Emrys appeared behind him, a vase in his hand, and smashed it into the man’s skull. The man’s scream died with a whimper as he collapsed, the whites of his eyes flashing as he sank into unconsciousness. I stared at Emrys, my lungs working like bellows, and he stared back, his eyes lit with fear.

“You—” I began. A clatter rose from down the hall—the sound of hooves against stone.

I swung my gaze toward Caitriona as she caught her attacker around the neck and held him in the crook of her arm.

“Where is the hidden escape path?” she demanded. “Where?”

The sound of horse hooves thundered in my ears, rattling the ceiling, shaking the furniture in the room like a cup of dice.

It didn’t matter what the man told us. We were out of time. Caitriona caught my eye, understanding even before I did. She released him and he fled to the far end of the room, disappearing into the shadows. He moaned, frantically running along the walls as he searched for a doorway that never appeared.

I barely had time to get the word out. “Hide!”

We scattered to the four corners of the room, Olwen and Caitriona running for stacks of empty crates, Neve for the small fleet of covered antique cars. But Emrys was gone. The warehouse shrouded itself in shadows around me, my heart pounding so hard it was painful.

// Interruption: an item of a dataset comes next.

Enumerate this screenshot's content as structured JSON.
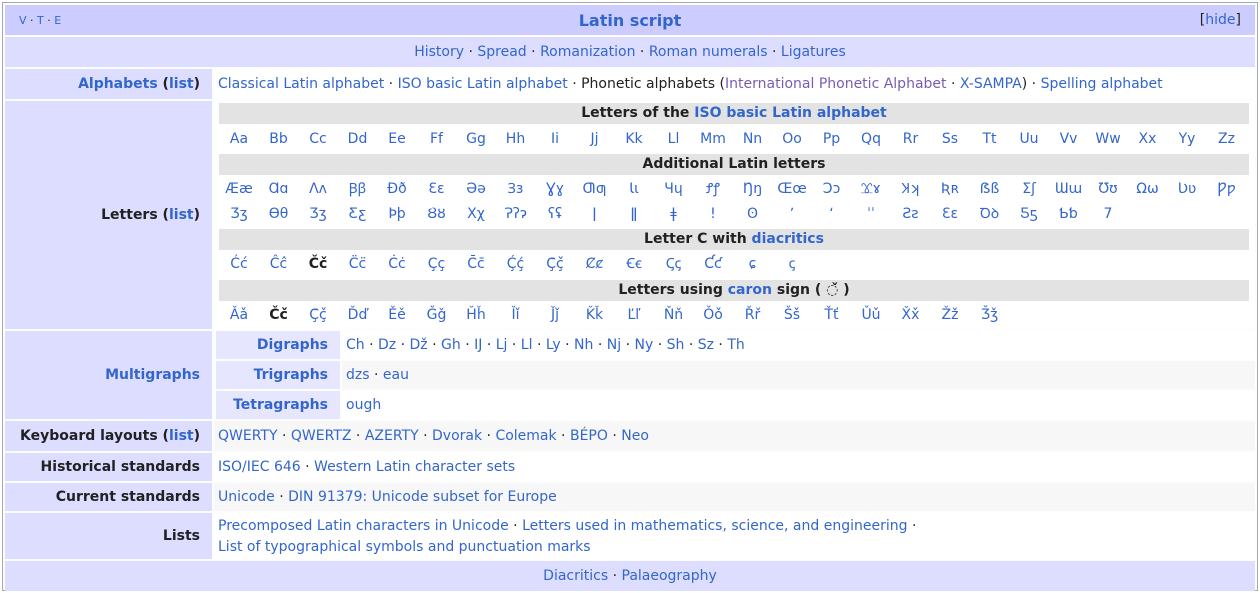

“Run, little fox!” the hag sang out, her voice barely muffled by the thick velvet thrown over the frame. “Wherever shall you hide from the hunters?”

Adrenaline gave me the last burst of speed I needed to reach a baroque armoire painted with scenes of fairies.

All the modern cabinets around me would be locked or be storing something. But this—this was open. The lower half was filled with drawers, but I could dislodge the upper shelf and climb up into it, curling my legs in tight to my chest.

I had only just got the doors shut when one flung open again.

“Seriously?” I whispered.

Emrys’s pale face hovered in front of mine, just as shocked to see me. But there was no choice; at the sound of approaching voices, I gripped his wrist and hauled him up beside me, narrowly avoiding being kneed in the face as his long limbs tangled with mine. The wood groaned beneath our combined weight.

But the old wood somehow held.

“This feels familiar,” he breathed out. I elbowed him a bit harder than I’d meant to trying to shut the doors again, but with both of us inside where no human was meant to be, there was no way to completely close them. We had a clear line of sight to the entrance as the first of the hunters arrived.

“No,” the last man moaned, sinking onto his knees. “Please—please—I have a family—I can pay you—”

I held my breath, suddenly terrified that the slightest rustle of fabric would alert them to our presence. The bracelet on my wrist pressed into my skin, and I forced myself to concentrate on that, not on worrying about whether or not the others had found a safe enough place to hide.